Na mitologia, as sereias eram vilãs cruéis, destinadas a hipnotizar e afogar os gananciosos homens que as procuravam pela beleza e pelo lascivo fator carnal. Na minissérie da Netflix, a criadora Molly Smith Metzler inverte a lógica histórica e coloca quem assiste em pé de igualdade à protagonista.
Devon (Meghann Fahy) nunca se sentiu feliz ou realizada na cidade de Buffalo, onde mora com o pai sênil e acumula farras e traições, namorando por fora o chefe casado Ray (Josh Segarra). Quando, depois de outra prisão por dirigir alcoolizada, ela manda a mensagem-código para a irmã e não recebe resposta, decide tomar controle do destino.

Simone (Milly Alcock) trabalha numa paradisíaca residência praiana como assistente de Michaela (Julianne Moore), uma ricaça que gere um santuário de aves e gasta a fortuna do marido em bailes de gala e na folha de pagamento de centenas de funcionários. Fora de casa desde que largou a faculdade, Simone cortou laços com o pai, relapso no passado e quem a perdeu na briga pela custódia na justiça.
No encontro indesejado entre irmãs, fica claro que Simone está metida em algo incomum. Ela apagou a laser as tatuagens, trocou o estilo de roupa e de atitude, e vive para servir Kiki, o apelido que só ela tem direito de usar com a empregadora. Devon suspeita de um culto, ou uma seita muito bem organizada, que se esconde atrás dos pássaros e das vibes positivas que envolvem empregados impedidos de comentar o ambiente e até uma ex-esposa desaparecida.

Sereias, portanto, mira numa miríade de realidade e ficção que combina com os sons idílicos e a sirene alta que serve de trilha sonora, junto das ondas que quebram na praia e dos ganidos animais. Por outro lado, a atitude séria e sem tempo para brincadeira de Devon aterra a série num campo dividido.
Quem são as sereias que nomeiam a produção? Michaela comanda um exército de donas de casa dondocas com talões de cheque sem limite máximo. Simone encanta Ethan (Glenn Howerton), um quarentão que queima a própria herança sem ver a quem. E Devon, tentando fugir do álcool, troca a garrafa pelo sexo rápido com qualquer homem disponível, não demorando para reunir um trio de don Juans que a segue onde for preciso.

Porém, na raiz de todo mal, cresce a figura de Peter (Kevin Bacon), o dono da propriedade e detentor do dinheiro e do poder.

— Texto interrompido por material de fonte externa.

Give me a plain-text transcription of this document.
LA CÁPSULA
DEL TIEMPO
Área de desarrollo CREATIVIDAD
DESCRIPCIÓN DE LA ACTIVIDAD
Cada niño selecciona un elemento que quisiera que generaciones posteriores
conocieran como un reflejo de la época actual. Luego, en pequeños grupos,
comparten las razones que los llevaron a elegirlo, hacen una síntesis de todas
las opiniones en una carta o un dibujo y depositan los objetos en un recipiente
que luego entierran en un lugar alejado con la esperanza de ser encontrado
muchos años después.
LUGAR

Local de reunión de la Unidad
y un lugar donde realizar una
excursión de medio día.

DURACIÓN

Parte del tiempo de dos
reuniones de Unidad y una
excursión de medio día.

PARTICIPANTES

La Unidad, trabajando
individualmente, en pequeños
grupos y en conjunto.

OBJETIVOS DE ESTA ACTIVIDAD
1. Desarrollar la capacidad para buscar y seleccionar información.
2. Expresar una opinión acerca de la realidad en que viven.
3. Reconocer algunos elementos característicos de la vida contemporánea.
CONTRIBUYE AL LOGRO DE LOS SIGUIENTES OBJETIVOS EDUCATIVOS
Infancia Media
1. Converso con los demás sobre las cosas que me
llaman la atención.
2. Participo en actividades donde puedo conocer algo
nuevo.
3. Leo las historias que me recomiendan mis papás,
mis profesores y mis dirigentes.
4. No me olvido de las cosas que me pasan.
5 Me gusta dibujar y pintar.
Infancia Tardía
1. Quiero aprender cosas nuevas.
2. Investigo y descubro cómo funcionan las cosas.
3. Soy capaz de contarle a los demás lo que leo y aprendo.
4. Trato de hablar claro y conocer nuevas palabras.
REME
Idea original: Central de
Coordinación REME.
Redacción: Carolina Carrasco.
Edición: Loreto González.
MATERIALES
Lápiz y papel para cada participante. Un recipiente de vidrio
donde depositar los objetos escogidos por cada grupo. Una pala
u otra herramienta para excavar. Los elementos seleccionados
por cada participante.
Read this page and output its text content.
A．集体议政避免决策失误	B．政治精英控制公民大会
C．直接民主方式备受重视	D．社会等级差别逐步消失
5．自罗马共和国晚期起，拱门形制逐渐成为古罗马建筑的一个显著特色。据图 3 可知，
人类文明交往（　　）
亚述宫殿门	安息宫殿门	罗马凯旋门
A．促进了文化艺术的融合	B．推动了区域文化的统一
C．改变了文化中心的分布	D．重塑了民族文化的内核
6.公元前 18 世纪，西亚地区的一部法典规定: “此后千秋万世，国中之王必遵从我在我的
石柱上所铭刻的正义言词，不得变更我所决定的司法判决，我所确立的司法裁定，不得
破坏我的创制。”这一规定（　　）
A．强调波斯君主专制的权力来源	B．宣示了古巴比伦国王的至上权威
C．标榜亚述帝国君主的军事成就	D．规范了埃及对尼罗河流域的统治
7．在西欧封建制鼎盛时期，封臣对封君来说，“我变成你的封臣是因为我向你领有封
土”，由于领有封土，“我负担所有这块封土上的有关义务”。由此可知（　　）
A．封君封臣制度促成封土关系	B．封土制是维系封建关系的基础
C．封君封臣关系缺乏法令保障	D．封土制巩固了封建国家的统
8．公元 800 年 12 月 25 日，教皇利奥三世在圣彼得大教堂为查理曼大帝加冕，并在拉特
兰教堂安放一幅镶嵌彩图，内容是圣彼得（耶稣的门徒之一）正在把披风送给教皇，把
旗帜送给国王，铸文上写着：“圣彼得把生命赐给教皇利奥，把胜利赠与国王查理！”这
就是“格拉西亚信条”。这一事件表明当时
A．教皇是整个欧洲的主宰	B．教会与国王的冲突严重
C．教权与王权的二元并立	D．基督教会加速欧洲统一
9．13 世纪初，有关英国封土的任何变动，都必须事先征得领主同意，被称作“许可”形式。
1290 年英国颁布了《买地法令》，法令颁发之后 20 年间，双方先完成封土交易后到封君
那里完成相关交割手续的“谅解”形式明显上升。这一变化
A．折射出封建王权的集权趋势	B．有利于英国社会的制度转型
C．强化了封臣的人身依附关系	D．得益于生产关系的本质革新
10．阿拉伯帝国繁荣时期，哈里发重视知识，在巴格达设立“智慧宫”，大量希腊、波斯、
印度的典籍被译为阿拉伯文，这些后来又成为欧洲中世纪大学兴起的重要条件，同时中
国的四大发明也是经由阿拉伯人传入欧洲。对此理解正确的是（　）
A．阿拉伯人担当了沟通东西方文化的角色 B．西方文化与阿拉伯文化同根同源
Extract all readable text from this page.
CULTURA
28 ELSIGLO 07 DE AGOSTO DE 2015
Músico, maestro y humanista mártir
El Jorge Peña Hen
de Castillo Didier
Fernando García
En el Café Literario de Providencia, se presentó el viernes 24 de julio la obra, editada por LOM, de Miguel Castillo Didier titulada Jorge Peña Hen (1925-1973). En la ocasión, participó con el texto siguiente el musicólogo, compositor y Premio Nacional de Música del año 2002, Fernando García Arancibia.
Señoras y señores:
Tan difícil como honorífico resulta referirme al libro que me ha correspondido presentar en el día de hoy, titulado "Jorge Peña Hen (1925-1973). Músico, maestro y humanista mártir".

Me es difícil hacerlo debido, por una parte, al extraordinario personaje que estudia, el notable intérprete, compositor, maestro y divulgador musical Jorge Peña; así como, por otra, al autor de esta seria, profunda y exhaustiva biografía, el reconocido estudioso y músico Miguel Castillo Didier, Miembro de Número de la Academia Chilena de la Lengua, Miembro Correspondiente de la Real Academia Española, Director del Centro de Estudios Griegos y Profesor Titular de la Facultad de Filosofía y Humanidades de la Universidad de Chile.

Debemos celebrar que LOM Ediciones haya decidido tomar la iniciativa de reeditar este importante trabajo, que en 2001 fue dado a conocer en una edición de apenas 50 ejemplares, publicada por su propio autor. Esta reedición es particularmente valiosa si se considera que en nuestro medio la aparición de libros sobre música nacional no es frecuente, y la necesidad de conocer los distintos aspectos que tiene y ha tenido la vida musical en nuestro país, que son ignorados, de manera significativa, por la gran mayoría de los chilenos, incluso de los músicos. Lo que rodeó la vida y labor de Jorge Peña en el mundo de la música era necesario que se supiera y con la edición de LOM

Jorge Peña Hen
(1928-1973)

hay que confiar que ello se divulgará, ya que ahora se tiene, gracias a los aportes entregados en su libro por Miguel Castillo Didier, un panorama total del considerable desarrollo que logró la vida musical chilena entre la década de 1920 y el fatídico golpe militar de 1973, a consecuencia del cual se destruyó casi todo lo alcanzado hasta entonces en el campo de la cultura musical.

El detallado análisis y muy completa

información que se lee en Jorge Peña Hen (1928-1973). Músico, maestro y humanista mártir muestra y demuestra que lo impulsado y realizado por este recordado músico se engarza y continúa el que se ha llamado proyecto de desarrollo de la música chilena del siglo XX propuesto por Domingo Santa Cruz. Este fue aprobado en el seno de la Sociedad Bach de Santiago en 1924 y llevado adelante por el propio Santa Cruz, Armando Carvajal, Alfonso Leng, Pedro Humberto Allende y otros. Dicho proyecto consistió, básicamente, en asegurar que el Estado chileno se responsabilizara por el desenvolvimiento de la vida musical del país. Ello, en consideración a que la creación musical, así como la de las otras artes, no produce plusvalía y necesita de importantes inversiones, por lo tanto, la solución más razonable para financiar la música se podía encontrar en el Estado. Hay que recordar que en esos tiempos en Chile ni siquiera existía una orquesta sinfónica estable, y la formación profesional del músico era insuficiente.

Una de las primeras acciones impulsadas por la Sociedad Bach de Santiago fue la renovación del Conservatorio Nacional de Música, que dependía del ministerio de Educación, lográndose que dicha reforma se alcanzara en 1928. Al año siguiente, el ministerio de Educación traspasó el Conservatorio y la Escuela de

Ele é relaxado, não entra na pilha de Michaela e comanda o castelo com calmaria e muita autoridade. Jose (Felix Solis), o motorista que também atua como faz-tudo e seu braço-direito, deixa claro para a patroa que, apesar de tudo, quem dá as cartas ali é o senhor Kell.
Em cinco episódios, Sereias brinca com o horror situacional só para entender, tarde demais, que a história muito mais se beneficia do humor que divide as classes sociais. Quando Bruce (Bill Camp), aparece por acaso no local, as filhas reagem mal – mas o roteiro finaliza a alquimia que toda “série limitada de prestígio” quer criar para si.

A primeira temporada de The White Lotus reconfigurou a mente dos produtores de Televisão, que tentam incessantemente recriar a atmosfera paradisíaca que contradiz os temas violentos e inescrupulosos do roteiro. Aqui, os ricos não são perseguidos e exterminados: Simone quer se juntar à mesa, e Devon quer entender o limite entre o proveito e o abuso.
No episódio 4, Persephone, os personagens se reúnem num jantar desconfortável e terrivelmente cômico, tirando da cena o melhor que Sereias propicia em sua total duração. É interessante ver os pobres coitados de Buffalo enxergando a vida boa que o 1% desfruta sem perceber; isto, é claro, aliado ao olhar de pena e ambivalência que Peter e cia despejam nos hóspedes.

Baseando-se numa peça de teatro, Elemeno Pea, escrita por ela mesma, Metzler recruta para a direção três nomes distintos: Nicole Kassell (de Watchmen e The Leftovers), Quyen Tran (de The Pitt) e Lila Neugebauer (de Passagem e Maid). As mulheres navegam pela atmosfera difusa da produção, vertendo para o quê teatral das discussões e dos cenários, que são poucos e costumeiramente são preenchidos por conversas e brigas comedidas.
De maneira surpreendente – e sem o apoio de grandes veículos ou campanhas recheadas de eventos, Sereias apareceu em 4 categorias do Emmy 2025: Direção, Montagem e Figurinos Contemporâneos, para o episódio Exile, e Melhor Atriz em Minissérie para Meghann Fahy. Superando séries tidas como favoritas, o conto de mistério e riquezas da Netflix encantou, também, os votantes da Academia.